The stay allows Citibank’s Argentine subsidiary to avoid penalties that Buenos Aires has vowed to impose on the financial institution if it does not process a $5 million payment to be made on June 26--by Tuesday’s deadline.
Judge Griesa had issued an order in July stating that his 2012 injunction barring Argentina from making payments on the restructured debt before settling with a small group of holdout hedge funds also applies to bonds governed by local law.
But in agreeing to a temporary stay on that order at a hearing on Friday, he accepted for now Citibank’s argument that the Argentine bonds for which it is serving as trustee are governed by local law and should therefore not be affected by his simultaneous-payment ruling.
Bank of New York Mellon is the trustee for other exchange bonds not governed by Argentine law, and that institution refused to violate Griesa’s order and process a $539 million debt-service payment Buenos Aires deposited in late June.
In a separate hearing on Monday, Griesa will determine if Argentina has acted in contempt of his Manhattan court.
Argentina defaulted on roughly $100 billion in debt in December 2001--at the time the largest sovereign default in world history--amid a financial meltdown and economic depression.
More than 92% of Argentina’s creditors accepted steep haircuts in 2005 and 2010 debt re-structurings.
COMMENT: A small group of holdouts that bought Argentine debt in the wake of the 2001 default have refused to accept the swaps and are continuing to seek 100 cents on the dollar for their bonds.
Among the holdout creditors are several hedge funds, led by Elliott Management Corp.’s NML Capital Ltd unit and Aurelius Capital Management, that sued Buenos Aires in the US courts for full payment on bonds they bought at large discounts in 2002.
In 2012, Judge Griesa ordered Buenos Aires to pay the litigants more than $1.3 billion.

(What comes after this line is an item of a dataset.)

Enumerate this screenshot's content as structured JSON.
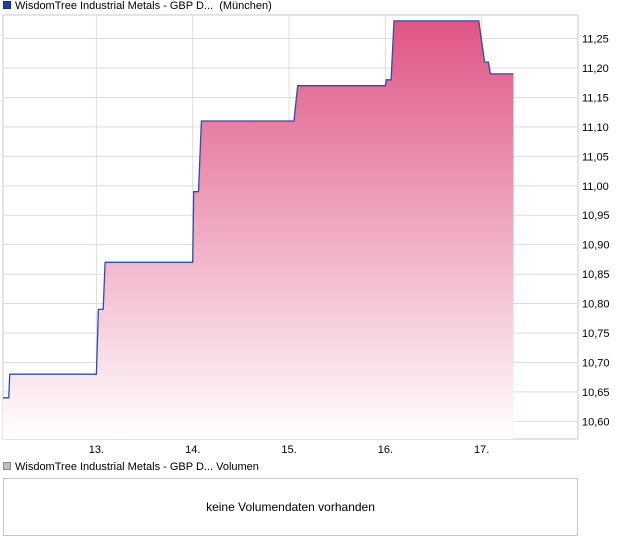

Argentina’s appeal of the decision reached the US Supreme Court in June, but the justices declined to hear the challenge.
As part of that 2012 judgment, Griesa issued an injunction--based on a clause in the bonds that states that all bondholders must be treated equally--that bars Argentina from paying the exchange bondholders before settling with the holdouts.
Argentine President Cristina Fernández’s administration has refused to settle with the holdouts, saying full payment to the hedge funds would lead other holdout bondholders to demand the same, creating a potential liability of some $15 billion, equivalent to roughly half of Argentina’s foreign-exchange reserves.
The origins of the debt problem go back to Argentina’s 1976-1983 military regime, which presided over a 465% expansion in public indebtedness.